Politicians call for patience in Dink case

Politicians call for patience in Dink case

Politicians call for patience in Dink case

President Abdullah Gül calls to wait for the completion of the judicial process. Photo by Selahattin Sönmez

Turkey’s president and government officials sought to appease uproar over the verdict in the case into Hrant Dink’s murder, calling for patience until the judicial process was completed.

“I see the public’s indignation. We have to wait for the completion of the judicial process. The ruling will be appealed,” President Abdullah Gül said. He added that the State Inspection Board, which he had tasked with looking into the Dink probe, would soon complete its report.

Justice Minister Sadullah Ergin also urged patience, while Deputy Prime Minister Bülent Arınç rejected criticism of the government, even though he acknowledged the ruling had failed to satisfy public opinion.

“The government’s only task was to find the perpetrators. We handed them over to justice within 30 hours. We did our part,” Arınç said on the private TV8 channel, referring to the prompt capture of self-confessed gunman Ogün Samast and his alleged accomplices.
Anger voiced

In contrast to his colleagues, Culture Minister Ertuğrul Günay slammed the judges who concluded Dink’s murder was an individual act rather than the deed of an organized group that received protection from state officials.

“If this is not an organized crime, then what other incident is organized?” Günay said in Antalya. The ruling had showed “how efficient and resistant are the mechanisms that want to cover up this murder,” he added. He voiced hope that the Supreme Court of Appeals would rectify the case because the current verdict “is impossible to accept and understand.”

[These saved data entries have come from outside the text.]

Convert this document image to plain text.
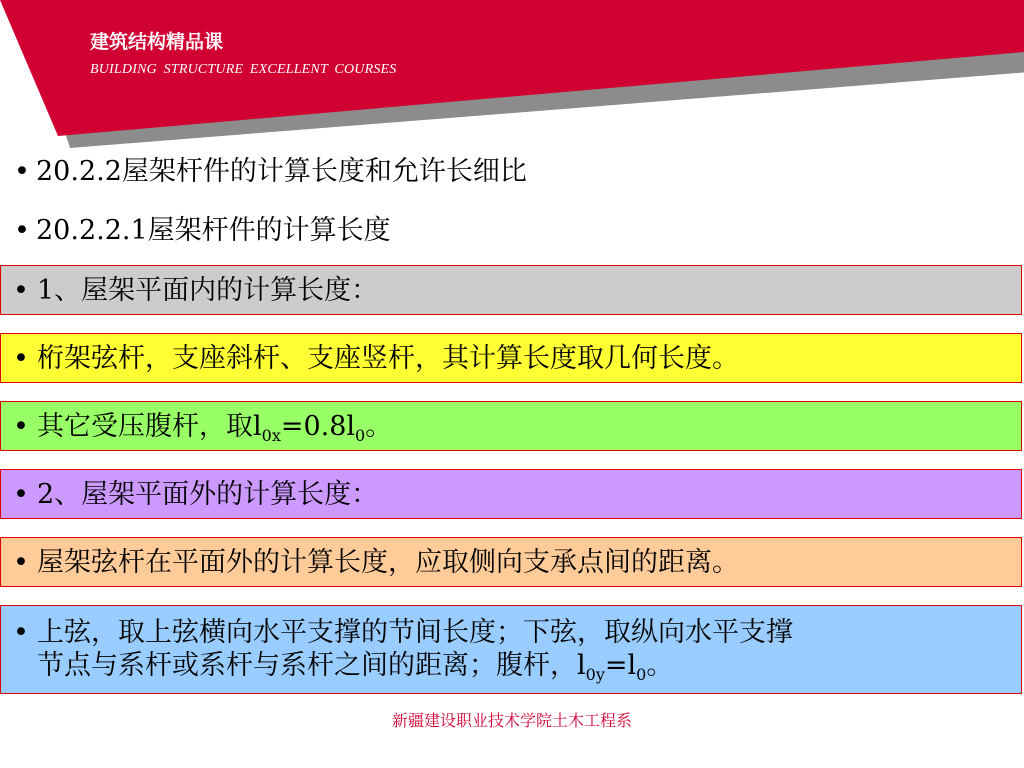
建筑结构精品课
BUILDING STRUCTURE EXCELLENT COURSES
• 20.2.2屋架杆件的计算长度和允许长细比
• 20.2.2.1屋架杆件的计算长度
• 1、屋架平面内的计算长度：
• 桁架弦杆，支座斜杆、支座竖杆，其计算长度取几何长度。
• 其它受压腹杆，取$l_{0x}=0.8l_0$。
• 2、屋架平面外的计算长度：
• 屋架弦杆在平面外的计算长度，应取侧向支承点间的距离。
• 上弦，取上弦横向水平支撑的节间长度；下弦，取纵向水平支撑
节点与系杆或系杆与系杆之间的距离；腹杆，$l_{0y}=l_0$。
新疆建设职业技术学院土木工程系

Opposition parties also lashed out at the ruling. Emine Ülker Tarhan of the Republican People’s Party (CHP) maintained the “deep state” was behind Dink’s murder and the judiciary “kept mum over all that has happened and now even approved it.”

International reactions

European Commission responsible for enlargement, Stefan Füle’s spokesman Peter Stano issued a statement yesterday saying the authorities had failed to protect Dink even though they knew ultranationalists were plotting to kill him.

Ria Oomen-Ruijten, European Parliament member and Turkey rapporteur, said, “The verdict is disappointing. The Hrant Dink case could have been an example of how properly functioning judicial institutions deal with disruptive forces in society. This verdict makes clear the need for further judicial reform in Turkey.”